Nota inicial: Este fanfic participa en el evento Writeforichiruki, que se abrió en el mes de enero. Se trataba de imaginar la segunda generación, en especial los hijos de Ichigo y Rukia.


En la oficina del Treceavo Escuadrón, Rukia se encontraba trabajando a un ritmo bastante acelerado en unos informes. Ya había pasado más de dos siglos desde el incidente de los quincys, y el tiempo había logrado sanar a todos los habitantes de la Sociedad de Almas, y les permitió continuar con su existencia con paz y tranquilidad, con lo cual la gente creció y siguió adelante. Y con Rukia no había sido la excepción, pues ahora lucía como una mujer en sus treinta, con el pelo largo hasta la media espalda y una estilizada figura debajo de su uniforme. Esto en conjunto la hacía irradiar una discreta y atrayente belleza.

Cuando no se enfrentaba a los enemigos, las tareas administrativas como teniente le consumían el día, sobre todo en la revisión de los reportes de sus miembros y la redacción de algunos documentos. Afortunadamente ella era bastante responsable, por lo que siempre estaba al día con las cosas de papeleo de su escuadrón.

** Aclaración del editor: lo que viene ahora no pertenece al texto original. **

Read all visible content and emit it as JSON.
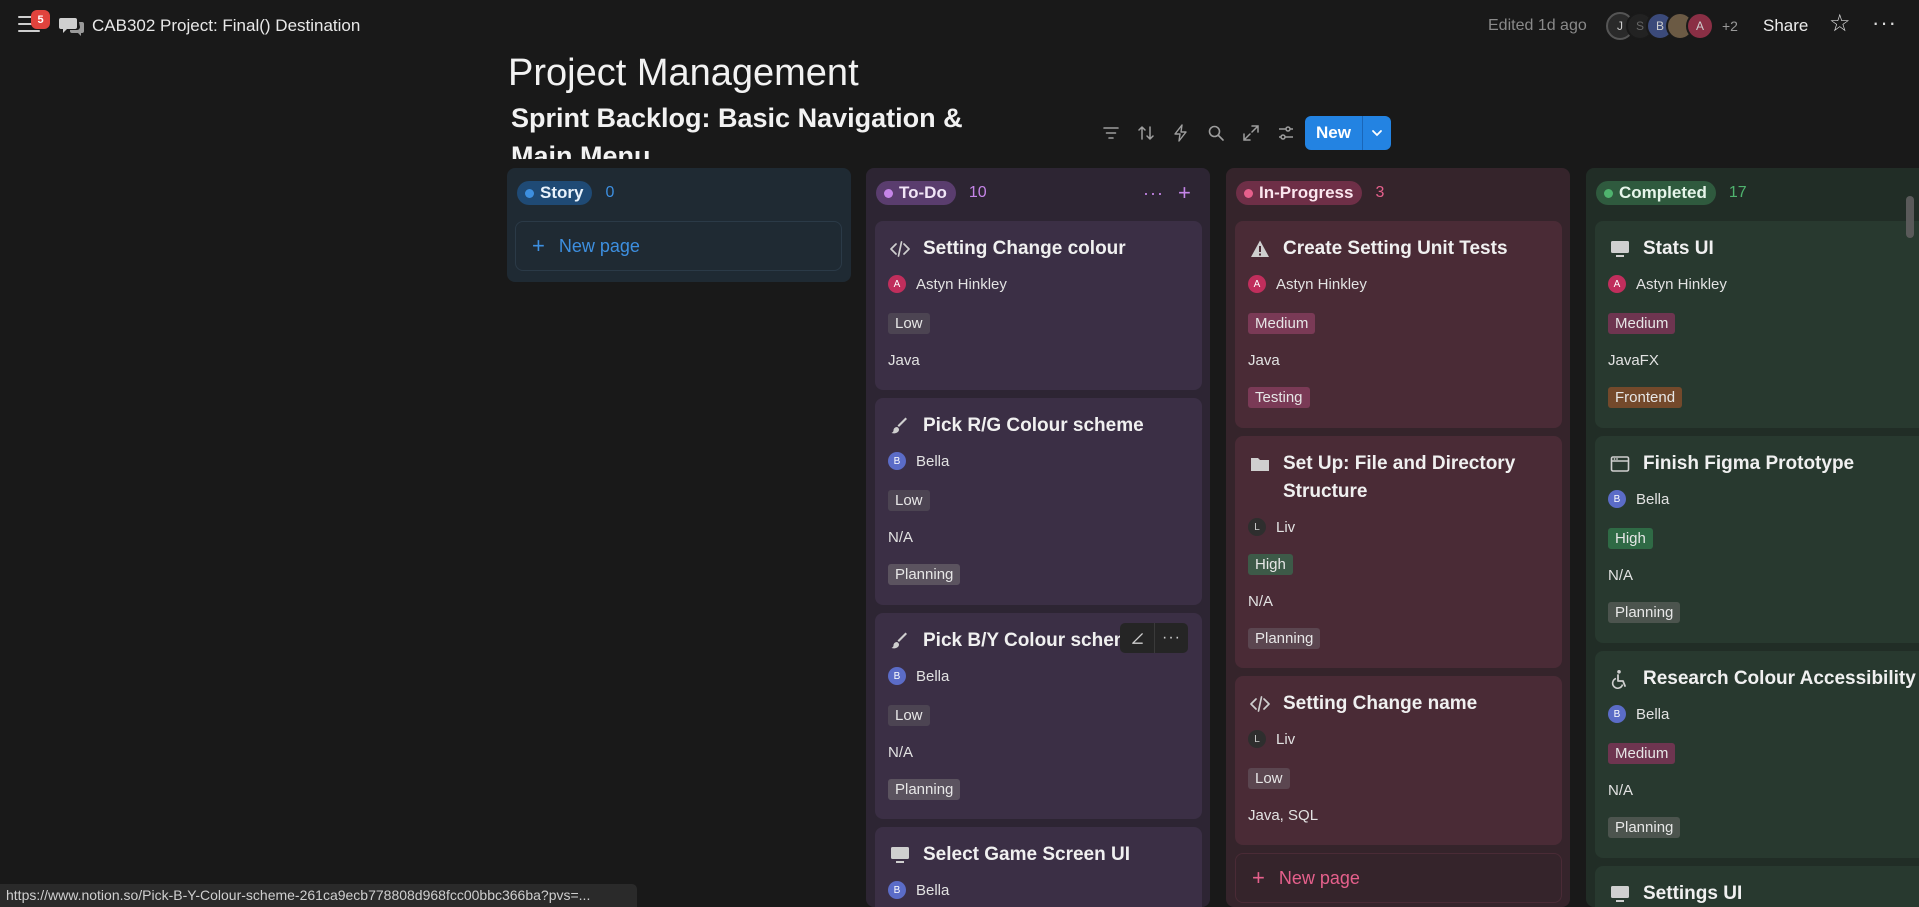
{
  "topbar": {
    "notification_count": "5",
    "title": "CAB302 Project: Final() Destination",
    "edited": "Edited 1d ago",
    "avatars": [
      "J",
      "S",
      "B",
      "",
      "A"
    ],
    "more_avatars": "+2",
    "share_label": "Share"
  },
  "database_title": "Project Management",
  "view_title": "Sprint Backlog: Basic Navigation & Main Menu",
  "toolbar": {
    "icons": [
      "filter-icon",
      "sort-icon",
      "automation-icon",
      "search-icon",
      "expand-icon",
      "settings-icon"
    ],
    "new_label": "New"
  },
  "colors": {
    "accent": "#2383e2",
    "story": "#1f2a33",
    "todo": "#2d2533",
    "in_progress": "#35242b",
    "completed": "#212d26"
  },
  "board": {
    "story": {
      "label": "Story",
      "count": "0",
      "new_page": "New page"
    },
    "todo": {
      "label": "To-Do",
      "count": "10",
      "cards": [
        {
          "icon": "code-icon",
          "title": "Setting Change colour",
          "assignee": "Astyn Hinkley",
          "initial": "A",
          "priority": "Low",
          "language": "Java",
          "tag": ""
        },
        {
          "icon": "brush-icon",
          "title": "Pick R/G Colour scheme",
          "assignee": "Bella",
          "initial": "B",
          "priority": "Low",
          "language": "N/A",
          "tag": "Planning"
        },
        {
          "icon": "brush-icon",
          "title": "Pick B/Y Colour scheme",
          "assignee": "Bella",
          "initial": "B",
          "priority": "Low",
          "language": "N/A",
          "tag": "Planning"
        },
        {
          "icon": "monitor-icon",
          "title": "Select Game Screen UI",
          "assignee": "Bella",
          "initial": "B"
        }
      ]
    },
    "in_progress": {
      "label": "In-Progress",
      "count": "3",
      "new_page": "New page",
      "cards": [
        {
          "icon": "warning-icon",
          "title": "Create Setting Unit Tests",
          "assignee": "Astyn Hinkley",
          "initial": "A",
          "priority": "Medium",
          "language": "Java",
          "tag": "Testing"
        },
        {
          "icon": "folder-icon",
          "title_line1": "Set Up: File and Directory",
          "title_line2": "Structure",
          "assignee": "Liv",
          "initial": "L",
          "priority": "High",
          "language": "N/A",
          "tag": "Planning"
        },
        {
          "icon": "code-icon",
          "title": "Setting Change name",
          "assignee": "Liv",
          "initial": "L",
          "priority": "Low",
          "language": "Java, SQL"
        }
      ]
    },
    "completed": {
      "label": "Completed",
      "count": "17",
      "cards": [
        {
          "icon": "monitor-icon",
          "title": "Stats UI",
          "assignee": "Astyn Hinkley",
          "initial": "A",
          "priority": "Medium",
          "language": "JavaFX",
          "tag": "Frontend"
        },
        {
          "icon": "browser-icon",
          "title": "Finish Figma Prototype",
          "assignee": "Bella",
          "initial": "B",
          "priority": "High",
          "language": "N/A",
          "tag": "Planning"
        },
        {
          "icon": "accessibility-icon",
          "title": "Research Colour Accessibility",
          "assignee": "Bella",
          "initial": "B",
          "priority": "Medium",
          "language": "N/A",
          "tag": "Planning"
        },
        {
          "icon": "monitor-icon",
          "title": "Settings UI"
        }
      ]
    }
  },
  "status_url": "https://www.notion.so/Pick-B-Y-Colour-scheme-261ca9ecb778808d968fcc00bbc366ba?pvs=..."
}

Después de algunos minutos firmando y redactando, Rukia apartó los papeles, se levantó de su silla y se estiró un poco. Luego abrió uno de los cajones inferiores y sacó dos fotografías enmarcadas de treinta por veinte centímetros, tomó asiento y las observó con una tenue sonrisa.

En una de ellas, se encontraban Ichigo y ella algo más jóvenes, él con un bebé de menos de un año en sus brazos, pero que ya lucía un cabello anaranjado oscuro y unos enormes ojos violetas. Y a su alrededor tres infantes, un sonriente niño de siete años de desordenada cabellera negra y ojos marrones, y dos niñas, una de cinco con brillante cabello naranja, un mechón cruzando su frente, mirada violeta y una discreta sonrisa, y la otra con unos tres años, de pelo negro azabache, algo encrespado, y de orbes marrón claro, con la misma gran sonrisa que el niño pelinegro.

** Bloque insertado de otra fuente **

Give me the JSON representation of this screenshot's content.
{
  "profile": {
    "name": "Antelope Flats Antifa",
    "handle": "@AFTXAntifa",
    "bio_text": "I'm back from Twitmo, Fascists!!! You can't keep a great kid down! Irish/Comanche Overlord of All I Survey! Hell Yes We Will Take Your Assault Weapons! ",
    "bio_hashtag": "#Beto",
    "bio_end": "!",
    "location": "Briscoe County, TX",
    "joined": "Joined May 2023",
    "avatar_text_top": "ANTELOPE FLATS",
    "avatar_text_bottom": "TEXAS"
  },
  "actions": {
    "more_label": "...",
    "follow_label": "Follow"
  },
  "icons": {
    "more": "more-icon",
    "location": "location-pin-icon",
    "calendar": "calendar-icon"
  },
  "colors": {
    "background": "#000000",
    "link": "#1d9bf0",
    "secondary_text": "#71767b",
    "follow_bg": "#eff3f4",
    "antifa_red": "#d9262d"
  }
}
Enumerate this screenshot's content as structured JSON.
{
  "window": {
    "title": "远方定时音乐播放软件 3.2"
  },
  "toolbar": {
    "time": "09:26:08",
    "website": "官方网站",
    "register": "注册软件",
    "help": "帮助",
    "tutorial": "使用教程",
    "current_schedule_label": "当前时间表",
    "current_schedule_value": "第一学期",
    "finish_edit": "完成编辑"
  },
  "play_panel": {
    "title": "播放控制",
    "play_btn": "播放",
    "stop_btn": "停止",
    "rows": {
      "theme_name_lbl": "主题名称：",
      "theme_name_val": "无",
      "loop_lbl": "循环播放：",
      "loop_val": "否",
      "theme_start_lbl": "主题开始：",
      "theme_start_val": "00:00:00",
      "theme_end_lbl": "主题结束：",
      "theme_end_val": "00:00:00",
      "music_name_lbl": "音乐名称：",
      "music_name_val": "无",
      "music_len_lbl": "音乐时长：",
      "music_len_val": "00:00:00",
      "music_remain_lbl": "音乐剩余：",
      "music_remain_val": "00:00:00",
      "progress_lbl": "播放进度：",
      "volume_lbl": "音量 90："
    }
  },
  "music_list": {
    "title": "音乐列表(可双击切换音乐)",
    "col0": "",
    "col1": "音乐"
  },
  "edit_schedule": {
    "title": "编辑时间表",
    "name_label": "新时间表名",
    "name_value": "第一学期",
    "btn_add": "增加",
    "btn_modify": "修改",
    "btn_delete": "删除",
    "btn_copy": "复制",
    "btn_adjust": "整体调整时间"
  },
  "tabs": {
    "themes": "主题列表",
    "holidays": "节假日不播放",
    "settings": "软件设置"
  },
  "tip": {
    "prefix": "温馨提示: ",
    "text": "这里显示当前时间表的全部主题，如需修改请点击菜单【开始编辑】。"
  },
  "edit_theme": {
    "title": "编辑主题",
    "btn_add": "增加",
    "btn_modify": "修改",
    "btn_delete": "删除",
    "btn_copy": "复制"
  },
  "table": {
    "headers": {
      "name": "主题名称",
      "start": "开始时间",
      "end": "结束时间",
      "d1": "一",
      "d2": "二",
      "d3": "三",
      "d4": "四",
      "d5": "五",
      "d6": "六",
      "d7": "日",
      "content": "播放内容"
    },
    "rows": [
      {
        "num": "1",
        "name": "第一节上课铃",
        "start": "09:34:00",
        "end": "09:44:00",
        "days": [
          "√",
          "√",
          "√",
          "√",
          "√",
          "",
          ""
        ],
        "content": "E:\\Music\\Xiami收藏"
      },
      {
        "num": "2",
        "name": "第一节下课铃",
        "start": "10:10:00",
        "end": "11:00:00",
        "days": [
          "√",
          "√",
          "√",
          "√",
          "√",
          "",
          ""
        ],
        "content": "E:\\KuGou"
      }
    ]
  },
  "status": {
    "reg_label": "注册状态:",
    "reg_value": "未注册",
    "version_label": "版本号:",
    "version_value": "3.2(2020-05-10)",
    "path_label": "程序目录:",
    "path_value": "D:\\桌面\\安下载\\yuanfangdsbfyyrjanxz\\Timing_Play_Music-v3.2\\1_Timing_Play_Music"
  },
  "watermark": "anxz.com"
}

La otra fotografía daba cuenta del paso del tiempo, pues Ichigo y Rukia estaban más maduros y los niños habían crecido, pasando a ser tres adolescentes. El varón, que lucía sonriente, era tan alto como Ichigo, de unos diecisiete años y su brazo derecho rodeaba los hombros del hombre mayor. Las jóvenes también superaban en altura a Rukia, siendo la de pelo anaranjado ligeramente más alta y ya de unos quince años con un semblante relajado y algo serio, mientras que la pelinegra, de unos trece años, ya lograba rebasar a la mujer mayor, pero era un poco más bajita y sonriente que la otra chica. El bebé ya era un niño de unos diez años, el cual ya casi le llegaba a los hombros a Rukia.

— Hola enana, ya volví —dijo una voz perfectamente conocida, que provocó que Rukia alzara la cabeza.

En el umbral de la puerta estaba Ichigo. Las décadas tampoco pasaron en balde con él, pues ahora era todo un hombre, algo más alto que cuando era adolescente, con más músculo, el pelo más largo, de vello algo tupido y una barba corta y poco poblada que le cubría la mandíbula y mentón. Él pertenecía a un grupo especial del Seireitei, encargado de misiones de alto riesgo en Hueco Mundo y el Mundo de los Vivos.

Rukia se levantó como si tuviera un resorte integrado y, con pasos apurados se acercó a él y le abrazó fuertemente. Ichigo le devolvió el abrazo con firmeza, pero sin apretujarla.

— ¿Cómo te fue en la misión? —preguntó la mujer, una vez que se separaron. Él se había ido hace casi cuatro meses, y por la naturaleza de sus encargos, era un inmenso alivio volver a verlo.

— Algo difícil —respondió Ichigo—. Ese maldito Hueco era más escurridizo que nada. Ni siquiera los Arrancares aliados lo localizaban tan fácil, pero finalmente pudimos deshacernos de él. Por cierto, ¿qué haces?

Rukia regresó a su escritorio, tomó las fotografías y se las tendió a Ichigo, quien las tomó.

— ¿Recuerdas cuando eran más pequeños? —preguntó ella, con cierta añoranza.

Ichigo sonrió, con algo de nostalgia: — Claro Rukia —respondió, y dejó las fotos en el escritorio—. Nuestros hijos siempre fueron tan buenos. No sé qué rayos les esté pasando ahora.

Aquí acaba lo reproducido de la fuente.